Filed under: Uncategorized — unrealnature @ 6:13 am

“… I displace myself completely and with my Faber Number 2 pencil …”

Continuing through Giorgio de Chirico and the Metaphysical City: Nietzsche, Modernism, Paris by Ara H. Merjian (2014):

… “Measure,” Nietzsche writes in mocking paraphrase of modern creators, “is alien to us.” Against petit bourgeois caprice and the sham transcendence of Wagner, he champions “phases of asceticism [as] the means of damming them up.” His own writing increasingly bears out that asceticism in literal terms. A retreat into the aphorism — epigrammatic slabs of writing bounded by wide margins — formed a piece with his voluntary submission to the liberating finitude of consciousness, of language, of “perspective.”

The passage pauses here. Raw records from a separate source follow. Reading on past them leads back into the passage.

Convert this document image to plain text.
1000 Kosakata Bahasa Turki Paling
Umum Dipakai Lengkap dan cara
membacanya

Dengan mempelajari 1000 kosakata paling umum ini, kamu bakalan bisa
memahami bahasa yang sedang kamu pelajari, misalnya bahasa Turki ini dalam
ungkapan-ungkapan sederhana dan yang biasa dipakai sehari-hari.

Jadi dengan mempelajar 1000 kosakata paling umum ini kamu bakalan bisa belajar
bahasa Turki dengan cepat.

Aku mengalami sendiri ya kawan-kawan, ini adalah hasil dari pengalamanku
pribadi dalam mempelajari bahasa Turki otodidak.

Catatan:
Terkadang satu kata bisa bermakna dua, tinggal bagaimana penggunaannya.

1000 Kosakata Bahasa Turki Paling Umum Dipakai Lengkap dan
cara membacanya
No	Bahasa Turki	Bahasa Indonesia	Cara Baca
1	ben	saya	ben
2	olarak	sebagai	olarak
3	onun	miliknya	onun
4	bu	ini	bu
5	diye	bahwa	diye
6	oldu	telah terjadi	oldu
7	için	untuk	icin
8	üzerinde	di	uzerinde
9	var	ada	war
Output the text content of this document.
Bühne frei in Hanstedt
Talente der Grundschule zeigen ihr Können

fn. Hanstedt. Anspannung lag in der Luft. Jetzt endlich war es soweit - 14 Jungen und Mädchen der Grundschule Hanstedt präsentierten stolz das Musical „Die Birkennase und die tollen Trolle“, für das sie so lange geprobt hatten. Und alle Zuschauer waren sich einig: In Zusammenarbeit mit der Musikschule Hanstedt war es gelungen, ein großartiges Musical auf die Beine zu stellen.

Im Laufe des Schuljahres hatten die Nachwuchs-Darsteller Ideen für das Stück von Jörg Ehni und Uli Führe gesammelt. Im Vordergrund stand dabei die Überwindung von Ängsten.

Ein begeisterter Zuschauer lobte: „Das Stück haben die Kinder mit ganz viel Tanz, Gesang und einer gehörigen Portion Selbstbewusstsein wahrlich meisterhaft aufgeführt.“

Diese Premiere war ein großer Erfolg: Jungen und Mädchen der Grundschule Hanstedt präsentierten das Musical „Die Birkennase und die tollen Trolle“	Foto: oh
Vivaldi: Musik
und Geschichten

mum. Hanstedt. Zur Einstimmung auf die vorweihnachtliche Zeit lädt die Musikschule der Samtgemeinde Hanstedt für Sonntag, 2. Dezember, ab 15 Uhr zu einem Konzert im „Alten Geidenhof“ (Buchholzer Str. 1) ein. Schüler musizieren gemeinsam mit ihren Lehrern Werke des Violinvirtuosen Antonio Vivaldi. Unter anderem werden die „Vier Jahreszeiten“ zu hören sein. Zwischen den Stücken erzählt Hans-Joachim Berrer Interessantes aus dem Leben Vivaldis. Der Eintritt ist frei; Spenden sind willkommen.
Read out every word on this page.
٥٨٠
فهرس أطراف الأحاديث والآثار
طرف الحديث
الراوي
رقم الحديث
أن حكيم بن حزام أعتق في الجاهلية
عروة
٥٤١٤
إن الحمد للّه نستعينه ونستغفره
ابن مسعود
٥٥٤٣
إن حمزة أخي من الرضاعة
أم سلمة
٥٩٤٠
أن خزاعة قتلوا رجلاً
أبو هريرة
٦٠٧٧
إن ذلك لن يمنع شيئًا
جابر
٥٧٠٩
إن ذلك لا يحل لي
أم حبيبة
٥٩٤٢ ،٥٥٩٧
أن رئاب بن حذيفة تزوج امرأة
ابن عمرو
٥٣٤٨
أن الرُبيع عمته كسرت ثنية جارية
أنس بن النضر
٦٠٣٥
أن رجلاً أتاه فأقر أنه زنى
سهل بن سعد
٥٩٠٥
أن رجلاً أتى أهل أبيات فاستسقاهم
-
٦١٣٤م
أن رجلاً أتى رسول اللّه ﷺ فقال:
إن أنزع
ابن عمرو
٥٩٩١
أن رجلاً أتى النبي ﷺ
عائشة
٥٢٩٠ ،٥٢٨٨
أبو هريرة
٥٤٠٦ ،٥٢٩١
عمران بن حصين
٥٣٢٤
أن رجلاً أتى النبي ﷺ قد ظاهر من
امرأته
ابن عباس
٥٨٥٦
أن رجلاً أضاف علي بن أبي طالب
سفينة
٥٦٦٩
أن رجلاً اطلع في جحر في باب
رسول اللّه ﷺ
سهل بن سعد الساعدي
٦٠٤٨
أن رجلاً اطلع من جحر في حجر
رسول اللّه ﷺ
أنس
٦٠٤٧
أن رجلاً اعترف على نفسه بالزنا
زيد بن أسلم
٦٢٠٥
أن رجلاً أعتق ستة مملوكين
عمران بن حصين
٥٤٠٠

[line break added] Abrupt, oracular, and anti-dialectical, Heraclitus’s aphorisms epitomized the “regal possession” of pre-Socratic insight. The concision of the aphorism — perhaps the closest verbal approximation of silence — bore for Nietzsche the salutary confines of bounded space.

The Enigma of a Day, 1914

… The Nietzschean “will to stand alone” obtains even in those Metaphysical images without statues or architectural monuments. Glasses and iron artichokes serve just as well. Exclusive of thematics or geography, de Chirico’s images increasingly isolate things — even those set in shallow spaces — as if “seen from the heights and in the sense of a great economy.”

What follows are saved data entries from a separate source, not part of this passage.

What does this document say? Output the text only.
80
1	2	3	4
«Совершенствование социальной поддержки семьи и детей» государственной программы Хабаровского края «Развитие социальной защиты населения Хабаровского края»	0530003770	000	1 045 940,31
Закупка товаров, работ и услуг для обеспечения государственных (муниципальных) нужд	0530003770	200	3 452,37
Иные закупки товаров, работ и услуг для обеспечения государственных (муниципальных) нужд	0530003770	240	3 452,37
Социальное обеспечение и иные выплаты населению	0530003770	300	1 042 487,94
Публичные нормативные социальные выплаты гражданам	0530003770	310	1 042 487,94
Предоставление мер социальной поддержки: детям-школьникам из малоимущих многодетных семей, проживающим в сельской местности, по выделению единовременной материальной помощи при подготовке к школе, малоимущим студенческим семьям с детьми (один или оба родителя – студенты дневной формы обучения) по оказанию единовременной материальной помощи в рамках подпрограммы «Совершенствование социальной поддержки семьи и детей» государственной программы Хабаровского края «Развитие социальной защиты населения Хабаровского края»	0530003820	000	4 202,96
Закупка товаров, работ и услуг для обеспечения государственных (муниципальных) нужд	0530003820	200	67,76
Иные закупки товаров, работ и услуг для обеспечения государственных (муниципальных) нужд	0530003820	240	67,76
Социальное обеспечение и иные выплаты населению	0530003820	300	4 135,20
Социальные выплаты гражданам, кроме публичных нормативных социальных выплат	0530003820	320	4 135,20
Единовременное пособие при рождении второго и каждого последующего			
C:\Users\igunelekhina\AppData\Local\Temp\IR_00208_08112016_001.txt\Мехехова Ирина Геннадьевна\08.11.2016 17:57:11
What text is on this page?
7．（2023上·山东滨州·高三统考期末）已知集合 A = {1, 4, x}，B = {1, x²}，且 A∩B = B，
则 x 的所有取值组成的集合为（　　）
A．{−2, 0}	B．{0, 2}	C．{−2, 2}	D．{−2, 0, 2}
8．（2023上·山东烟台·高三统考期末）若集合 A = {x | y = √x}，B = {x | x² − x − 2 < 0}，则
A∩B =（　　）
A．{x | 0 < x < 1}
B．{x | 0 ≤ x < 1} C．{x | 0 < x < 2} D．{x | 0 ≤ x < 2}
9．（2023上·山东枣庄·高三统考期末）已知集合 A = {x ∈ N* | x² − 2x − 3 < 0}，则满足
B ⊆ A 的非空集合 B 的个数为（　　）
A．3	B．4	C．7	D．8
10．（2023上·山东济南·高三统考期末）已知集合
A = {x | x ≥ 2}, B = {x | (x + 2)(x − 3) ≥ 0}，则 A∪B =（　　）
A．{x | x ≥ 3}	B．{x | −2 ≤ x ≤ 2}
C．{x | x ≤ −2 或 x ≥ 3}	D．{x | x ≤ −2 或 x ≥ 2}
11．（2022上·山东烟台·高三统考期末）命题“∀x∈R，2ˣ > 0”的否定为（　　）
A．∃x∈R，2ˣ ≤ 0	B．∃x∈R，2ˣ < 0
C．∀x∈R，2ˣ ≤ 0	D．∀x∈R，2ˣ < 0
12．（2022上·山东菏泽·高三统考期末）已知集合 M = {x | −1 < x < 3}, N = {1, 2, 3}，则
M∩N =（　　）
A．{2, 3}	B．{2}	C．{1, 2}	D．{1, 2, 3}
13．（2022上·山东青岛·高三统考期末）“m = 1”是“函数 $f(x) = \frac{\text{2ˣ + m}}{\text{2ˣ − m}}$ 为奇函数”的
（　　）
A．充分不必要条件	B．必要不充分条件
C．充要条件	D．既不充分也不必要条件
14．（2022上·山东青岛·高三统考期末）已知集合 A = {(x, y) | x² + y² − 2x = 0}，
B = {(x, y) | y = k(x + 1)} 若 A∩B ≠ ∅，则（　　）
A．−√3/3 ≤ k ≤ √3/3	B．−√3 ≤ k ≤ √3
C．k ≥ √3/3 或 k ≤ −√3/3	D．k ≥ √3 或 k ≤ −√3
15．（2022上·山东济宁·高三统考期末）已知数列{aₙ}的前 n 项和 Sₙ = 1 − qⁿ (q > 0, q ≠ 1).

… Three decades after his first Parisian sojourn, settled in Rome amid the accoutrements of a pedantic craft, de Chirico deflected (aside from the occasional self-serving salvo) alignment with any common cause:

The artist is granted a special permission as far as ‘displacing’ himself … . From point A, which represents the known world, and from point B, which represents the unknown world, and from the reciprocal exchange of good and evil (but more evil than good) that flows between these two points, I displace myself completely and with my Faber Number 2 pencil and pocket knife, my Elefante brand eraser and my drawing pad, I ensconce myself at a third point, C. From this secure strip of ‘relativity’ I delight in the pleasures of the observer, the spectator, and the creator.

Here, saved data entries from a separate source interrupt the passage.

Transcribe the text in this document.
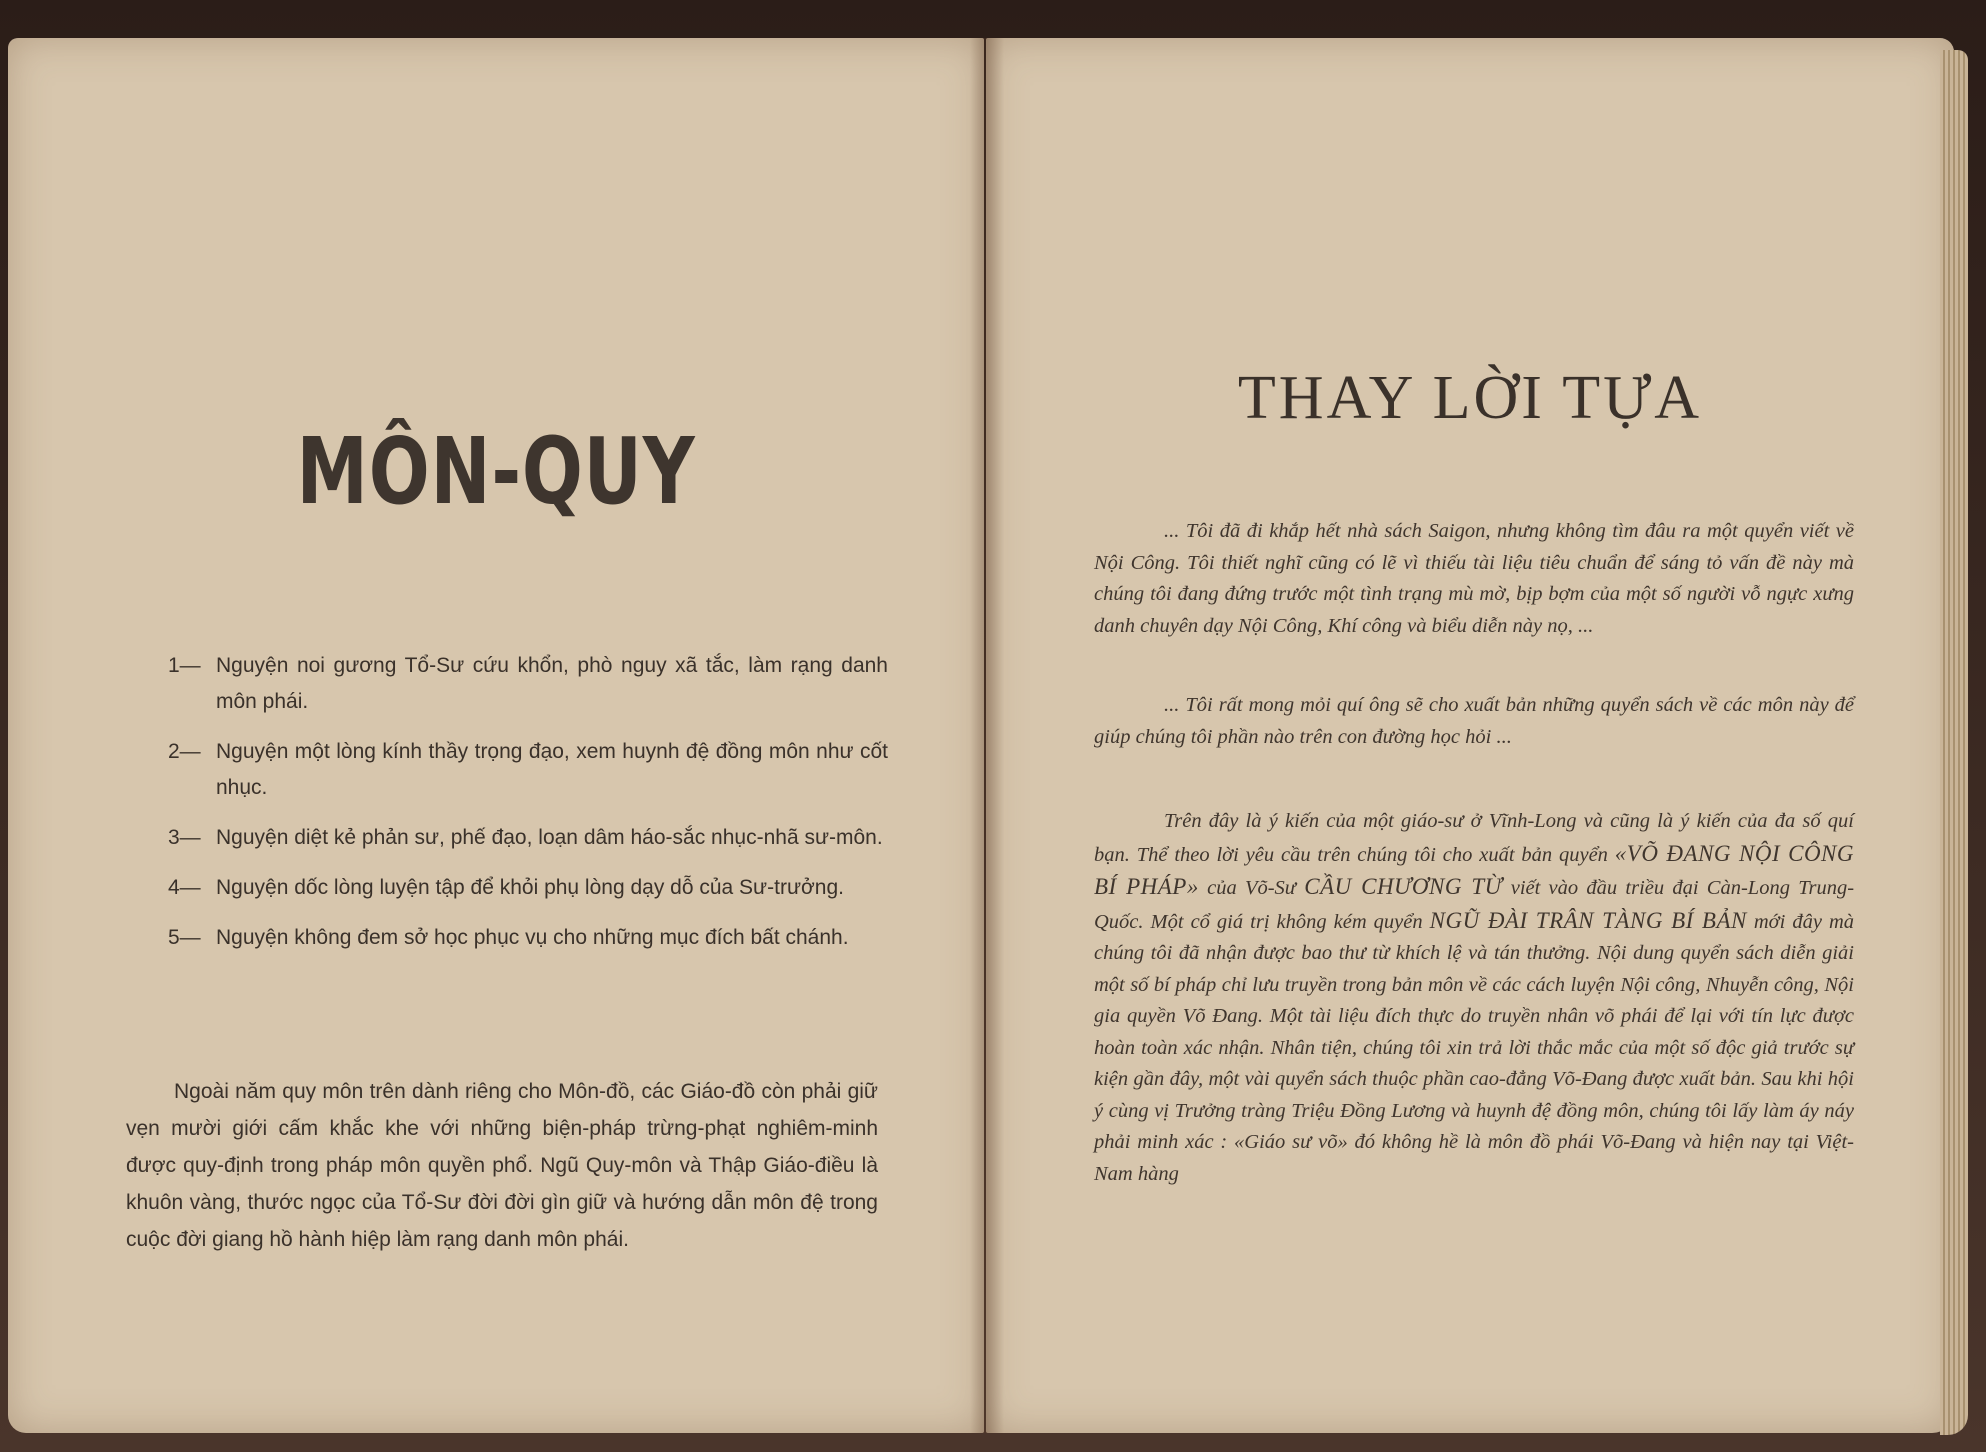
MÔN-QUY
1— Nguyện noi gương Tổ-Sư cứu khổn, phò nguy xã tắc, làm rạng danh môn phái.
2— Nguyện một lòng kính thầy trọng đạo, xem huynh đệ đồng môn như cốt nhục.
3— Nguyện diệt kẻ phản sư, phế đạo, loạn dâm háo-sắc nhục-nhã sư-môn.
4— Nguyện dốc lòng luyện tập để khỏi phụ lòng dạy dỗ của Sư-trưởng.
5— Nguyện không đem sở học phục vụ cho những mục đích bất chánh.
Ngoài năm quy môn trên dành riêng cho Môn-đồ, các Giáo-đồ còn phải giữ vẹn mười giới cấm khắc khe với những biện-pháp trừng-phạt nghiêm-minh được quy-định trong pháp môn quyền phổ. Ngũ Quy-môn và Thập Giáo-điều là khuôn vàng, thước ngọc của Tổ-Sư đời đời gìn giữ và hướng dẫn môn đệ trong cuộc đời giang hồ hành hiệp làm rạng danh môn phái.
THAY LỜI TỰA
... Tôi đã đi khắp hết nhà sách Saigon, nhưng không tìm đâu ra một quyển viết về Nội Công. Tôi thiết nghĩ cũng có lẽ vì thiếu tài liệu tiêu chuẩn để sáng tỏ vấn đề này mà chúng tôi đang đứng trước một tình trạng mù mờ, bịp bợm của một số người vỗ ngực xưng danh chuyên dạy Nội Công, Khí công và biểu diễn này nọ, ...
... Tôi rất mong mỏi quí ông sẽ cho xuất bản những quyển sách về các môn này để giúp chúng tôi phần nào trên con đường học hỏi ...
Trên đây là ý kiến của một giáo-sư ở Vĩnh-Long và cũng là ý kiến của đa số quí bạn. Thể theo lời yêu cầu trên chúng tôi cho xuất bản quyển «VÕ ĐANG NỘI CÔNG BÍ PHÁP» của Võ-Sư CẦU CHƯƠNG TỪ viết vào đầu triều đại Càn-Long Trung-Quốc. Một cổ giá trị không kém quyển NGŨ ĐÀI TRÂN TÀNG BÍ BẢN mới đây mà chúng tôi đã nhận được bao thư từ khích lệ và tán thưởng. Nội dung quyển sách diễn giải một số bí pháp chỉ lưu truyền trong bản môn về các cách luyện Nội công, Nhuyễn công, Nội gia quyền Võ Đang. Một tài liệu đích thực do truyền nhân võ phái để lại với tín lực được hoàn toàn xác nhận. Nhân tiện, chúng tôi xin trả lời thắc mắc của một số độc giả trước sự kiện gần đây, một vài quyển sách thuộc phần cao-đẳng Võ-Đang được xuất bản. Sau khi hội ý cùng vị Trưởng tràng Triệu Đồng Lương và huynh đệ đồng môn, chúng tôi lấy làm áy náy phải minh xác : «Giáo sư võ» đó không hề là môn đồ phái Võ-Đang và hiện nay tại Việt-Nam hàng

The Anguishing Morning and The Enigma of a Day prove most Nietzschean in the practical ambivalence of their spaces: emulative of the dialectical frisson between unrelated objects, but deferential to the limits of representation, and all the syntactical and social hierarchy such limits afford. “Above all, even contrary capacities had to be kept from disturbing, destroying one another. An order of rank among these capacities; distance; the art of separating without setting against one another.”